1.5 Tudo visto, cumpre decidir, em conferência.
Em face do teor das conclusões da alegação, bem como da posição do Ministério Público, a questão que aqui se coloca é a de saber se no caso há lugar à condenação da Administração Tributária ao pagamento de juros indemnizatórios.
2.1 Em matéria de facto, a sentença recorrida assentou o seguinte.
a) Em 4 de Janeiro de 1996, a ora Impugnante, A…, requereu ao Chefe do 1° Serviço de Finanças de Cascais a 2ª avaliação do prédio urbano denominado …, sito nos limites de Alcoitão, Estrada Nacional n° 9, freguesia de Alcabideche, município de Cascais – Cfr. documento a fls. 27 a 30 do PAT apenso aos autos;
b) Em 17 de Julho de 1996 foi lavrado termo de avaliação, referente ao prédio urbano referido em a), no qual consta o seguinte: “ (...) A Comissão decidiu, por maioria, baseando-se nos seguintes valores de referência relativos à área total do terreno e à área de construção:
74.571 m2 de construção x 120.000$00 = 9.948.520.000$00
159.160 m2 de terreno x 2.000$00 = 318.320.000$00
9.266.840. 000$00
(nove milhões, duzentos e sessenta e seis mil, oitocentos e quarenta milhões de escudos), valor este para o valor total do imóvel (...).” – Cfr. documento a fls. 51 e 52 do PAT apenso aos autos;
c) Em 1 de Agosto de 1996 a Administração do Condomínio do prédio urbano designado … foi notificada do resultado da 2ª avaliação, por ofício datado de 31 de Julho de 1996 – Cfr. documentos a fls. 59 e 60 do PAT apenso aos autos;
d) Em 29 de Outubro de 1996 deu entrada, na 1ª Repartição de Finanças de Cascais Impugnação Judicial referente ao acto de 2ª avaliação a que respeita a alínea c) – Cfr. documentos a fls. 181 a 187 dos autos;
e) A Impugnação Judicial referida na alínea antecedente foi distribuída no Tribunal Tributário de 1ª Instância de Lisboa, 5° Juízo, 1ª Secção com o nº 325/02 – Cfr. oficio a fls. 211;
f) Em 27 de Maio de 2008 foi proferido Acórdão pelo Tribunal Central Administrativo Sul, em sede de recurso jurisdicional no âmbito do processo de Impugnação Judicial referido na alínea antecedente, o qual decidiu revogar a sentença recorrida e anular o acto tributário impugnado – Cfr. certidão de fls. 233 a 265;
g) O Acórdão do TCAS referido em g), que antecede, transitou em julgado em 12 de Junho de 2008 – Cfr. certidão de fls. 233;
h) Em 26 de Março de 2001 a Impugnante foi notificada da nota de cobrança n° 2000/143888603 referente à liquidação da Contribuição Autárquica do ano de 2000 das fracções AA, AB, AC, AD, AE, C, F, G, H, L, M, N, e O, na qual consta a colecta de 58.617.555$00 – Cfr. documento 1 junto com a p.i., o qual se dá aqui por integralmente reproduzido;
i) Em 17 de Setembro de 2001 deu entrada a presente Impugnação Judicial – Cfr. carimbo aposto na p.i. a fls. 1.

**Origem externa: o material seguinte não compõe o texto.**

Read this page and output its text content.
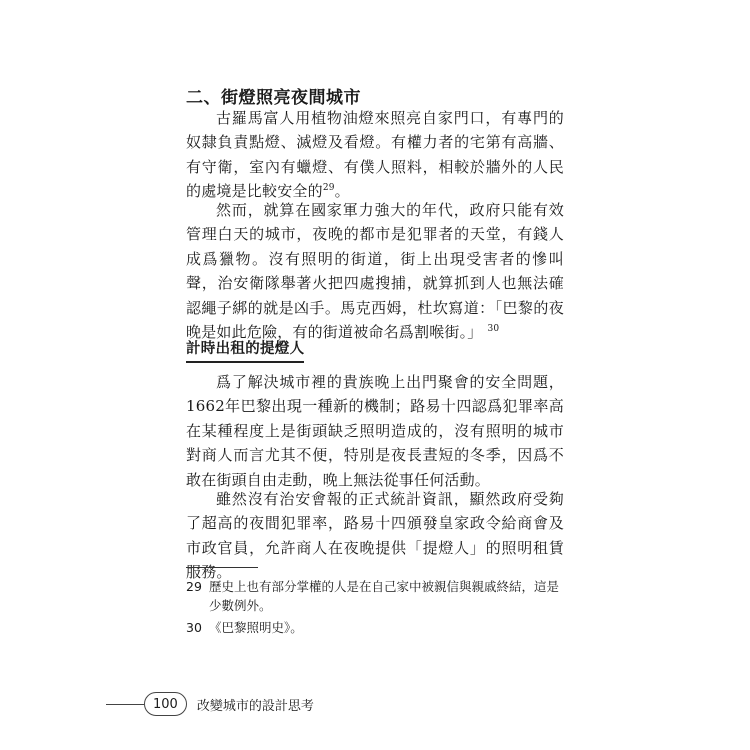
二、街燈照亮夜間城市

古羅馬富人用植物油燈來照亮自家門口，有專門的奴隸負責點燈、滅燈及看燈。有權力者的宅第有高牆、有守衛，室內有蠟燈、有僕人照料，相較於牆外的人民的處境是比較安全的$^{29}$。

然而，就算在國家軍力強大的年代，政府只能有效管理白天的城市，夜晚的都市是犯罪者的天堂，有錢人成爲獵物。沒有照明的街道，街上出現受害者的慘叫聲，治安衛隊舉著火把四處搜捕，就算抓到人也無法確認繩子綁的就是凶手。馬克西姆，杜坎寫道：「巴黎的夜晚是如此危險，有的街道被命名爲割喉街。」 $^{30}$

計時出租的提燈人

爲了解決城市裡的貴族晚上出門聚會的安全問題，1662年巴黎出現一種新的機制；路易十四認爲犯罪率高在某種程度上是街頭缺乏照明造成的，沒有照明的城市對商人而言尤其不便，特別是夜長晝短的冬季，因爲不敢在街頭自由走動，晚上無法從事任何活動。

雖然沒有治安會報的正式統計資訊，顯然政府受夠了超高的夜間犯罪率，路易十四頒發皇家政令給商會及市政官員，允許商人在夜晚提供「提燈人」的照明租賃服務。

29 歷史上也有部分掌權的人是在自己家中被親信與親戚終結，這是少數例外。
30 《巴黎照明史》。
100	改變城市的設計思考
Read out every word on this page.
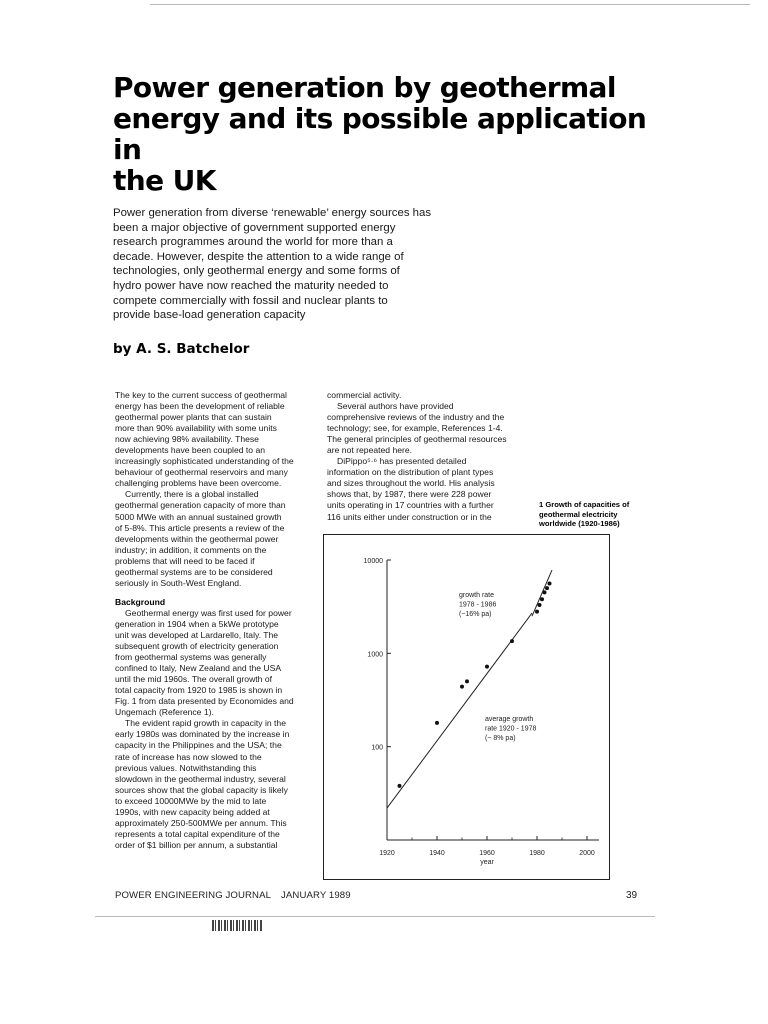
Power generation by geothermal
energy and its possible application in
the UK
Power generation from diverse ‘renewable’ energy sources has
been a major objective of government supported energy
research programmes around the world for more than a
decade. However, despite the attention to a wide range of
technologies, only geothermal energy and some forms of
hydro power have now reached the maturity needed to
compete commercially with fossil and nuclear plants to
provide base-load generation capacity
by A. S. Batchelor
The key to the current success of geothermal
energy has been the development of reliable
geothermal power plants that can sustain
more than 90% availability with some units
now achieving 98% availability. These
developments have been coupled to an
increasingly sophisticated understanding of the
behaviour of geothermal reservoirs and many
challenging problems have been overcome.
Currently, there is a global installed
geothermal generation capacity of more than
5000 MWe with an annual sustained growth
of 5-8%. This article presents a review of the
developments within the geothermal power
industry; in addition, it comments on the
problems that will need to be faced if
geothermal systems are to be considered
seriously in South-West England.
Background
Geothermal energy was first used for power
generation in 1904 when a 5kWe prototype
unit was developed at Lardarello, Italy. The
subsequent growth of electricity generation
from geothermal systems was generally
confined to Italy, New Zealand and the USA
until the mid 1960s. The overall growth of
total capacity from 1920 to 1985 is shown in
Fig. 1 from data presented by Economides and
Ungemach (Reference 1).
The evident rapid growth in capacity in the
early 1980s was dominated by the increase in
capacity in the Philippines and the USA; the
rate of increase has now slowed to the
previous values. Notwithstanding this
slowdown in the geothermal industry, several
sources show that the global capacity is likely
to exceed 10000MWe by the mid to late
1990s, with new capacity being added at
approximately 250-500MWe per annum. This
represents a total capital expenditure of the
order of $1 billion per annum, a substantial
commercial activity.
Several authors have provided
comprehensive reviews of the industry and the
technology; see, for example, References 1-4.
The general principles of geothermal resources
are not repeated here.
DiPippo⁵·⁶ has presented detailed
information on the distribution of plant types
and sizes throughout the world. His analysis
shows that, by 1987, there were 228 power
units operating in 17 countries with a further
116 units either under construction or in the
1 Growth of capacities of
geothermal electricity
worldwide (1920-1986)
1920	1940	1960	1980	2000
year
100
1000
10000
growth rate
1978 - 1986
(~16% pa)
average growth
rate 1920 - 1978
(~ 8% pa)
POWER ENGINEERING JOURNAL JANUARY 1989	39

2.2 Nos termos do artigo 22º da Constituição da República Portuguesa «o Estado e as demais entidades públicas são civilmente responsáveis, em forma solidária, com os titulares dos seus órgãos, funcionários ou agentes, por acções ou omissões praticadas no exercício das suas funções e por causa desse exercício, de que resulte violação dos direitos, liberdades e garantias ou prejuízo para outrem».
Remete a Constituição para o regime da responsabilidade civil, pelo que serão de aplicar as respectivas regras aos casos pertinentes.

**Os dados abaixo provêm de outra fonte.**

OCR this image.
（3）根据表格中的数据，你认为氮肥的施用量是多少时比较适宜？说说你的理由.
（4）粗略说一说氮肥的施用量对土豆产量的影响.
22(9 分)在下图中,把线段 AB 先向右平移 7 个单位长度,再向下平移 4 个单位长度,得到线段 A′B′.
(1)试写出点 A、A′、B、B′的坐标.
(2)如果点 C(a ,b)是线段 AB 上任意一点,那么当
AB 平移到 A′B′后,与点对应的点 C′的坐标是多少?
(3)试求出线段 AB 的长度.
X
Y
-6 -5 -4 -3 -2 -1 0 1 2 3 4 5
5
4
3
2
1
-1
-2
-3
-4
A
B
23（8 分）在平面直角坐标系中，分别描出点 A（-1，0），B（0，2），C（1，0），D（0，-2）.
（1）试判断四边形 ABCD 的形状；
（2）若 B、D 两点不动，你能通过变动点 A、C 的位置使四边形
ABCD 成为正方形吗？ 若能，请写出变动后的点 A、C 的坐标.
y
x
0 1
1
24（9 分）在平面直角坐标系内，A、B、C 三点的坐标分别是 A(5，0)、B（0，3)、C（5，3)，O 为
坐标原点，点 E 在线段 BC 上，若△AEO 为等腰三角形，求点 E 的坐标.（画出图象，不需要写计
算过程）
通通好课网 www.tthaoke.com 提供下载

Assim, o efeito directo do facto (danoso) gerador de responsabilidade civil é a obrigação de indemnização [artigo 483º do Código Civil], e, então, são indemnizáveis, não só os prejuízos sofridos, como os benefícios que se deixaram de obter [artigos 563º e artigo 564º do Código Civil].
E, tendo garantia constitucional tal direito indemnizatório, o seu exercício não está limitado pelas condições e limites previstos na lei tributária – o que significa que o contribuinte pode pedir uma indemnização superior à que resulta da lei tributária e exigi-la em circunstancialismos diferentes das previstas na lei tributária.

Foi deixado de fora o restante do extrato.